Depuis le mois de juin 2010, les préservatifs qui reviennent moins chers aux populations se font de plus en plus rares. Aussi bien à Lomé qu’à l’intérieur du pays, il est difficile de se procurer ce latex qui protège contre d’éventuelle infection au VIH-Sida et aux IST. La situation inquiète les associations de lutte contre le SIDA.

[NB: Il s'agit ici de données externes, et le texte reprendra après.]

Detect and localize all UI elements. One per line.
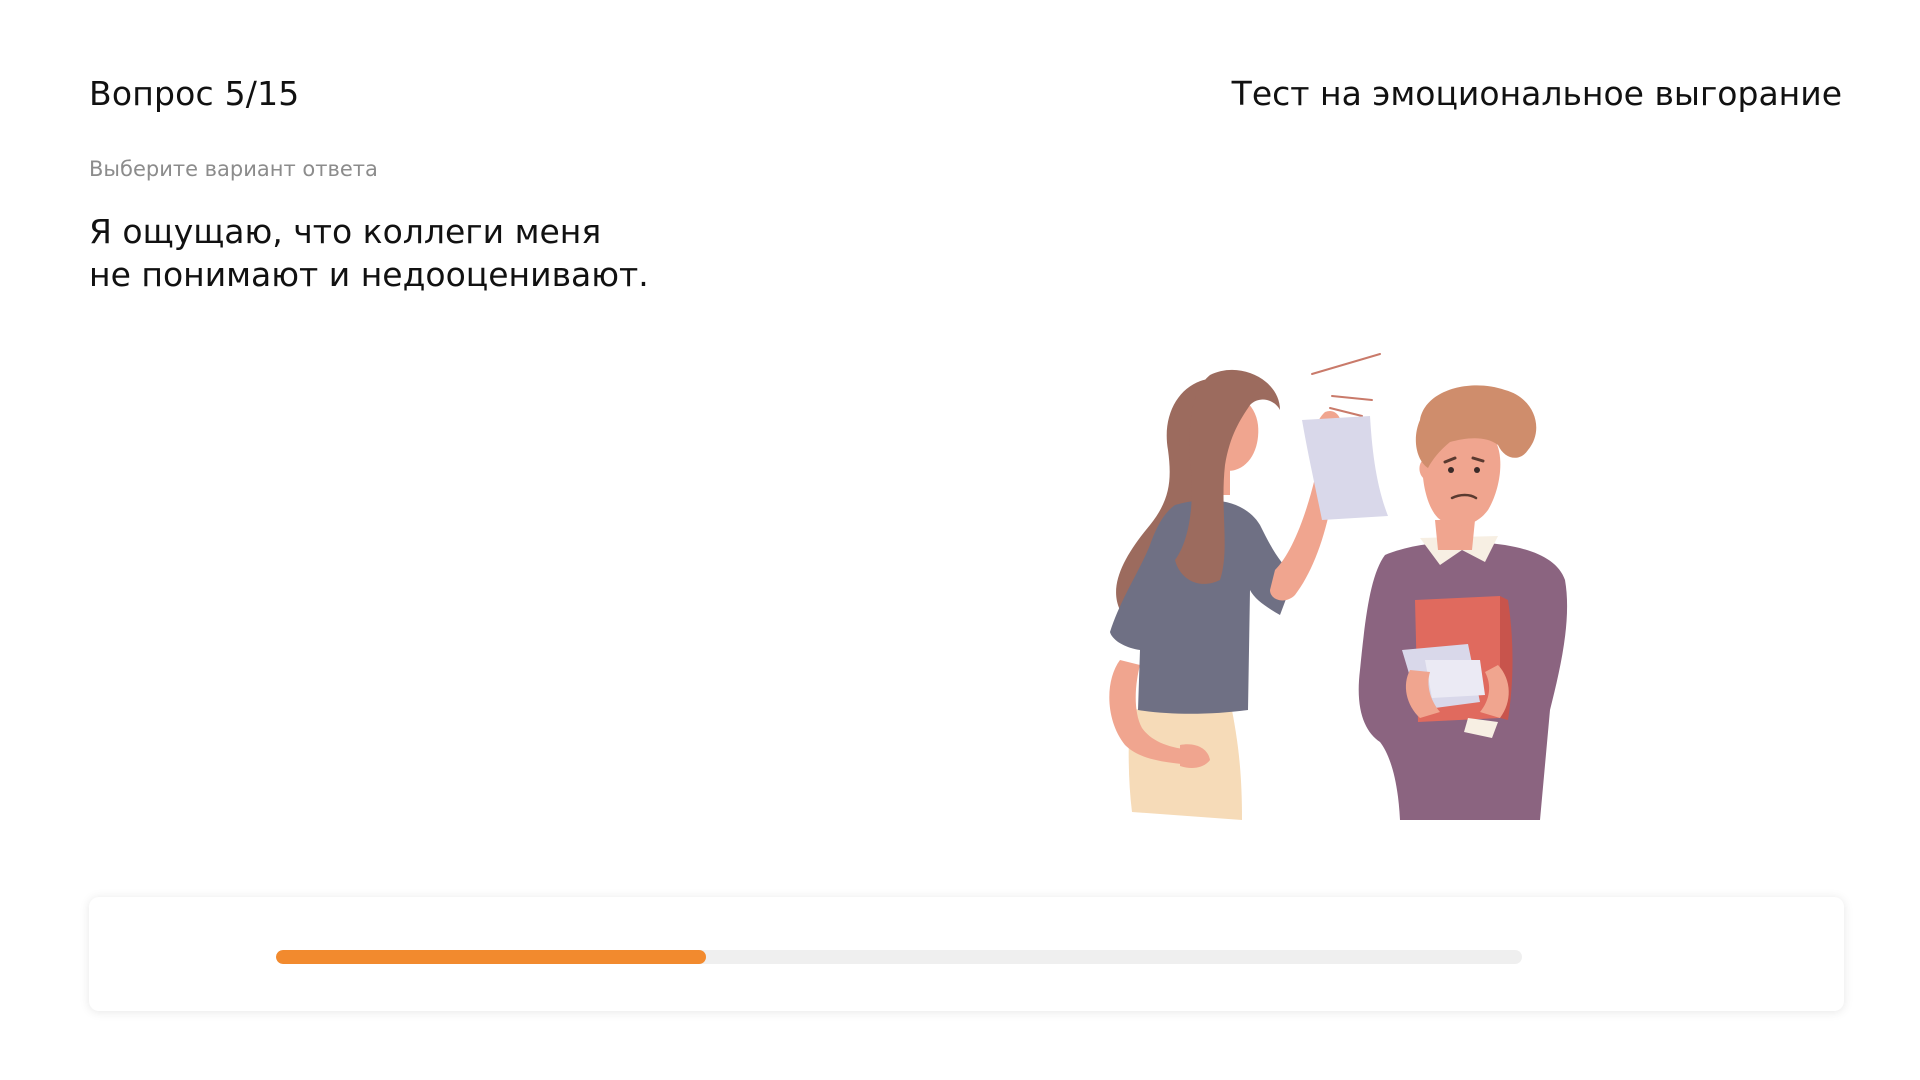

Le constat est fait par ces associations au niveau des distributeurs agréés mais aussi chez les petits détaillants. Cette pénurie persiste et chez certains vendeurs le prix du préservatif (Protector Plus Nouveau) l’un des plus accessibles a doublé. Au centre de jeunes ATBEF de Lomé on nous a confié que depuis plus de 5 mois le centre n’est plus fourni aux quantités habituelles. On vous donne juste un petit nombre et on vous demande de gérer. Comment peut-on gérer un stock au moment où la demande est supérieur à plus de 5 fois l’offre a laissé entendre un jeune volontaire du centre.
Pour le réseau des personnes vivants avec le VIH-Sida au Togo RAS Plus c’est inadmissible. “Cette situation va quand même mettre en cause tout ce que nous avons obtenus comme acquis dans le lutte contre le VIH-Sida” a regretté augustin DOKLA le président de RAS Plus avant de poursuivre ” si nous sensibilisons les gens, si nous disons aux personnes vivants avec le VIH de ne pas avoir des relations non protégées et que aujourd’hui le préservatif n’est pas accessible les personnes ne vont pas se sevrer, je pense quand même que c’est dommage” a-t-il conclut.
C’est de nouvelle infection qui se pointent à l’horizon déduit Simplice ANATO, le coordonnateur de l’ONG Arc-en-ciel intervenant dans le domaine. Le scénario de résistance des virus n’est pas à exclure car faute d’utilisation de préservatif, il peut y avoir des échanges de virus entre les PVVIH.
La stabilité de l’infection à VIH constaté au Togo depuis trois ou quatre ans est en voie d’être remise en cause? Vivement que les autorités en charge de la santé publique s’investissent pour renverser la tendance.